CBS stands by 'Bull,' its star in wake of misconduct claim

FILE - In this Nov. 1, 2016 file photo, Michael Weatherly attends a special screening of "Doctor Strange" at AMC Empire 25 in New York. CBS is standing behind "Bull" and its star, Weatherly, who is getting leadership training in the wake of a sexual harassment settlement. CBS Entertainment President Kelly Kahl told a TV critics' meeting Thursday, Aug. 1, 2019, the drama remains popular. Its star Weatherly is "loved" by viewers even after allegations against him by former "Bull" actress Eliza Dushku, Kahl said. (Photo by Andy Kropa/Invision/AP, File)

CBS is standing behind "Bull" and its star and producer, who are getting leadership coaching in the wake of a sexual harassment claim

BEVERLY HILLS, Calif. — "Bull" star Michael Weatherly remains loved by viewers despite Eliza Dushku's claim of on-set sexual harassment against him, CBS said in defending its decision to keep the show and the actor on the air.

Weatherly and the drama's executive producer, Glenn Gordon Caron, are receiving "leadership coaching," CBS Entertainment President Kelly Kahl said Thursday.

The actor is taking responsibility "as the head of a show to make the set a positive place to work," Kahl said.

Dushku has said she was written off "Bull" after complaining that Weatherly remarked on her appearance and made jokes involving sex and rape in front of cast and crew in early 2017. Last year, the allegation and a $9.5 million confidential settlement reached with Dushku were made public in a report by The New York Times.

In a Q&A session with TV critics, Kahl was peppered with questions about Dushku's allegations, including that Caron abruptly fired her after she complained about Weatherly and dismissed the actor's actions as "frat behavior."

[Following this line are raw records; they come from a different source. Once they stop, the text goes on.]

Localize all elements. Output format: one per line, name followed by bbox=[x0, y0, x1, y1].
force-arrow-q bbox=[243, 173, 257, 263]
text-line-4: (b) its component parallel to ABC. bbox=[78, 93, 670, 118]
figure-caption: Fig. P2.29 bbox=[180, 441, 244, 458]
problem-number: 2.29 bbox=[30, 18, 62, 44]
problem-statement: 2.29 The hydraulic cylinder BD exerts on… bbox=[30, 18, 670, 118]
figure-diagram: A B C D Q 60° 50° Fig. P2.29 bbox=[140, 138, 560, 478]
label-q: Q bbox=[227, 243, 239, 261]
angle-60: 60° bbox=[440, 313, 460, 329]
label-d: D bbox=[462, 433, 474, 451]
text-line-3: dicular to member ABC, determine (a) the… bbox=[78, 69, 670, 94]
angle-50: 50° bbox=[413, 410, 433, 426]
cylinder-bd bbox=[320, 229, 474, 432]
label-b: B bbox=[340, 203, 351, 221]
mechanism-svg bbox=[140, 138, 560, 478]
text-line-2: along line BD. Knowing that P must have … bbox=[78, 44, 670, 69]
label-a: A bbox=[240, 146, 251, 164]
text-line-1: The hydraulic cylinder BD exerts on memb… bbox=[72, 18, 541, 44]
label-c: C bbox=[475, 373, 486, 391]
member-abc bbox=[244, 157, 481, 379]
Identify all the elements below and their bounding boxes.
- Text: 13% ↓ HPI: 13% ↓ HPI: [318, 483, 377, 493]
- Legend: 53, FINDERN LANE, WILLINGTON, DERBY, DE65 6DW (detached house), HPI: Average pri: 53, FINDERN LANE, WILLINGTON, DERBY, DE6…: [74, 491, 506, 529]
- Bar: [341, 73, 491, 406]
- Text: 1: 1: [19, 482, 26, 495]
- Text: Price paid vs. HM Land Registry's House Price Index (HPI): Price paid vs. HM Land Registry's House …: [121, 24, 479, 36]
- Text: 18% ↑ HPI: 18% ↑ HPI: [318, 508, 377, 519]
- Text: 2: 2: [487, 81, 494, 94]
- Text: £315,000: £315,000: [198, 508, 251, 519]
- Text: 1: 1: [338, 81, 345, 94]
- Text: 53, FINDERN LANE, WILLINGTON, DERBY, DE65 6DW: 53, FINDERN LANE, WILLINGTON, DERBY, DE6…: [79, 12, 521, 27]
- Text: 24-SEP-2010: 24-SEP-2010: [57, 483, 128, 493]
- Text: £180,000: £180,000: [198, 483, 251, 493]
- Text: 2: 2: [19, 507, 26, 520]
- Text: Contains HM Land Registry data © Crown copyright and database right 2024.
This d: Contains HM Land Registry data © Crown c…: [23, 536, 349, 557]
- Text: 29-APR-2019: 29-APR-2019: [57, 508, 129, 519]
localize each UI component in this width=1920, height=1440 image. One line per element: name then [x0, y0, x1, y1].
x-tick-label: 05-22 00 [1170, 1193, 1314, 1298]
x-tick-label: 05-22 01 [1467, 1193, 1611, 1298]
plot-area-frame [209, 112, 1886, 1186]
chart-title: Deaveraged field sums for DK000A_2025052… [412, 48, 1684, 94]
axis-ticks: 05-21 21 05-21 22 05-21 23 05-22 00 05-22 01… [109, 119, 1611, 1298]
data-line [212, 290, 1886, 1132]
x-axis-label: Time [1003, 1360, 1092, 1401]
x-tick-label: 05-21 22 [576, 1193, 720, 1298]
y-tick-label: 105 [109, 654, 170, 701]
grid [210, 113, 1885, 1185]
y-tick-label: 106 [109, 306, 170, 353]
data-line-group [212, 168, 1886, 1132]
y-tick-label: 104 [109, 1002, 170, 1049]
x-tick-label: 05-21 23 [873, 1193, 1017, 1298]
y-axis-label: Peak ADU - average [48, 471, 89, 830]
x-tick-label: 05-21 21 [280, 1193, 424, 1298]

Kahl was asked what signal other producers are getting if the network's response to Caron was limited to training, which the executive said was intended to make them the "strong and good and fair leaders" they want to be.

"I think that we've had some other situations with bad behavior from showrunners," said Kahl, referring to the producers in charge of a series. "In any situation where we receive information or hear something is askew on a show, we investigate."

Kahl said: "That's what happened on 'Bull.' And there was a settlement that was reached."

The executive said that it's been made clear to producers that they must run "a welcoming set for everyone from top to bottom."

A request for comment from Caron was made to the law firm representing him. There was no immediate reply.

Kahl was reminded that production company Amblin Entertainment ended its work on "Bull" after CBS renewed the series despite Dushku's claims. The show returns for its fourth season in September.

"More than 10 million people watch every week," Kahl replied. "Michael is loved by our audience and even after these allegations came out, people continue to watch. So It's a popular show that we want to keep on our air ... and it's a very good show, as well."

The issue of sexual misconduct has beset CBS at the highest levels. Former CBS Corp. CEO Leslie Moonves, one of TV's most influential figures, was ousted last September after allegations from women who said he subjected them to mistreatment including forced oral sex, groping and retaliation if they resisted.

In its 2018 story reporting the Dushku matter, the Times said details, including the settlement, became known when the CBS Corp. board hired outside lawyers to examine misconduct claims against Moonves and to look into CBS as a whole.